A motion assistive device, according to an embodiment of the disclosure, may include a waist frame worn on a waist of a user, a waist belt connected to the waist frame and covers a portion of the waist of the user, a force transfer frame that covers a portion of a thigh of the user, a thigh belt connected to the force transfer frame and surrounds the thigh of the user, an actuator connected to the waist frame and generates power, and a driving frame connected to the actuator and transfers the power to the force transfer frame, and the actuator may include a housing, a stator fixed to the housing, a rotor positioned inside the stator and rotatable relative to the stator, a reducer inserted inside the rotor, having an input terminal connected to the rotor, and accommodates a lubricant, an outer washer attached to the reducer and guides movement of the lubricant discharged from the reducer, and a supporter that supports the reducer and is detachably connected to the housing, an input terminal sealing member connected to the outer washer, and blocks the lubricant from moving into a space between the outer washer and the reducer, and an output terminal bearing supported by the supporter and the reducer.

In addition, at least one component or feature of the embodiments described above may be coupled to an electronic device unless this is technically and clearly infeasible.

It will be appreciated that various embodiments of the disclosure according to the claims and description in the specification can be realized in the form of hardware, software or a combination of hardware and software.

Any such software may be stored in non-transitory computer readable storage media. The non-transitory computer readable storage media store one or more computer programs (software modules), the one or more computer programs include computer-executable instructions that, when executed by one or more processors of an electronic device, cause the electronic device to perform a method of the disclosure.

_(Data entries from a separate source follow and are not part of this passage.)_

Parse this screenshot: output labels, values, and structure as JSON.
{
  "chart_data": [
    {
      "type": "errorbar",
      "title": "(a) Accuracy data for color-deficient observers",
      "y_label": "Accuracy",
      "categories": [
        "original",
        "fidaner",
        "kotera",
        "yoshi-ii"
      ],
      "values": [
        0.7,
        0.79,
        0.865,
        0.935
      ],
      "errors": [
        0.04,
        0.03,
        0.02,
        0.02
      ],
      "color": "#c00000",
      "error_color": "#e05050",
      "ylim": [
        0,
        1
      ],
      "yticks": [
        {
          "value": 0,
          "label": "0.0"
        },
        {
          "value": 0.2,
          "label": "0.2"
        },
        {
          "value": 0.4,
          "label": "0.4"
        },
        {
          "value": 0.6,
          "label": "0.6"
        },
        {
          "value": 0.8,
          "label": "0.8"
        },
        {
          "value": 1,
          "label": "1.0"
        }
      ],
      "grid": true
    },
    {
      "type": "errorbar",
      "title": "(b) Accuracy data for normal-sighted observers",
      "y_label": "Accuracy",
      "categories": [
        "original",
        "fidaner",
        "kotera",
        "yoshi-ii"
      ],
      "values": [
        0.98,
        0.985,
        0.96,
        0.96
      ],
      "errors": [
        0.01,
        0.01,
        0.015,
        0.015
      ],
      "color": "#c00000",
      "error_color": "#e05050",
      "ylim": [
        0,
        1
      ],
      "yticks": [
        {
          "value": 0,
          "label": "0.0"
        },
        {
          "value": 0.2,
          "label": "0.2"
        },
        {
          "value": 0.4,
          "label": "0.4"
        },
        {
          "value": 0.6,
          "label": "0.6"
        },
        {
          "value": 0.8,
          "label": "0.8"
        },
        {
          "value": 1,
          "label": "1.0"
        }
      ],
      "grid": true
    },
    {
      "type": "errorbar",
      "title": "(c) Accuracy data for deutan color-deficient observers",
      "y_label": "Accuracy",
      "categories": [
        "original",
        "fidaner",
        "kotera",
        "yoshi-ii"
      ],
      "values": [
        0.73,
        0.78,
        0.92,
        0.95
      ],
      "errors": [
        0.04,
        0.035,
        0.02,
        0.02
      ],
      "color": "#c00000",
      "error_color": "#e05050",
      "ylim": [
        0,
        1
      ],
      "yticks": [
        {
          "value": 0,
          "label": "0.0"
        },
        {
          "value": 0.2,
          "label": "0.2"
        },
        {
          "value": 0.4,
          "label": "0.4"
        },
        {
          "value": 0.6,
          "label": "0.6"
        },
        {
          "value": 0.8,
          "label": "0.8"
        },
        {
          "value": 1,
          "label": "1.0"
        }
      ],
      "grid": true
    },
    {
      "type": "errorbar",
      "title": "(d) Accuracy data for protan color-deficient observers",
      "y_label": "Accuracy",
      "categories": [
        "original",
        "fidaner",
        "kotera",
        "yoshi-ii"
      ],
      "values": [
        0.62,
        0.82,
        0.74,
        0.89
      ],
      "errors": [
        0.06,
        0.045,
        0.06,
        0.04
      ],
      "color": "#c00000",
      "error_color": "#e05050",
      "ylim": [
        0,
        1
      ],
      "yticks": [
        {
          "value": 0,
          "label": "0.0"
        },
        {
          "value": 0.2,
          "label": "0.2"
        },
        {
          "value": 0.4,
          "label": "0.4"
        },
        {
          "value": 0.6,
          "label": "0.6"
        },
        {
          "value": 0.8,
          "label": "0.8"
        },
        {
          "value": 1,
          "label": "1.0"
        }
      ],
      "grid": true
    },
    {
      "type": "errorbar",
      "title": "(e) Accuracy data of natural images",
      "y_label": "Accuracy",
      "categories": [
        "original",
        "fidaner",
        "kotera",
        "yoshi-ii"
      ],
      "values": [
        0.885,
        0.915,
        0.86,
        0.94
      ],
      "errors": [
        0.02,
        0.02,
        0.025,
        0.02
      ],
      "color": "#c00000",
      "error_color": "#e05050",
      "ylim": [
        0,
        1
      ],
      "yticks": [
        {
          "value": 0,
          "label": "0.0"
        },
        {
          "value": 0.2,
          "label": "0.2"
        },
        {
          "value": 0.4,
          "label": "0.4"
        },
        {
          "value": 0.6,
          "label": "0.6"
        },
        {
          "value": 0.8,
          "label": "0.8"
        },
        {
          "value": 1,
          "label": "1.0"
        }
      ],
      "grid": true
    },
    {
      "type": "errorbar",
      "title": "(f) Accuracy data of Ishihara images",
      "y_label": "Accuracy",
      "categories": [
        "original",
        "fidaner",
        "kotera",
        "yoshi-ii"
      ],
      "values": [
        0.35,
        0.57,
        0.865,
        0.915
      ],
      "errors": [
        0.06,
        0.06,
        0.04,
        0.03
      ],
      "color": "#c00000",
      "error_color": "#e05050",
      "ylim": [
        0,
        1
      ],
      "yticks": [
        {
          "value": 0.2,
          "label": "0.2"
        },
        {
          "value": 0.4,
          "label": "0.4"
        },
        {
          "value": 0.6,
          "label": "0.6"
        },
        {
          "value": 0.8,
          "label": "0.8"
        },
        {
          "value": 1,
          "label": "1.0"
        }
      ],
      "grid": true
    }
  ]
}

Any such software may be stored in the form of volatile or non-volatile storage, such as, for example, a storage device like read only memory (ROM), whether erasable or rewritable or not, or in the form of memory, such as, for example, random access memory (RAM), memory chips, device or integrated circuits or on an optically or magnetically readable medium, such as, for example, a compact disk (CD), digital versatile disc (DVD), magnetic disk or magnetic tape or the like. It will be appreciated that the storage devices and storage media are various embodiments of non-transitory machine-readable storage that are suitable for storing a computer program or computer programs comprising instructions that, when executed, implement various embodiments of the disclosure. Accordingly, various embodiments provide a program comprising code for implementing apparatus or a method as claimed in any one of the claims of this specification and a non-transitory machine-readable storage storing such a program.

While the disclosure has been shown and described with reference to various embodiments thereof, it will be understood by those skilled in the art that various changes in form and details may be made therein without departing from the spirit and scope of the disclosure as defined by the appended claims and their equivalents.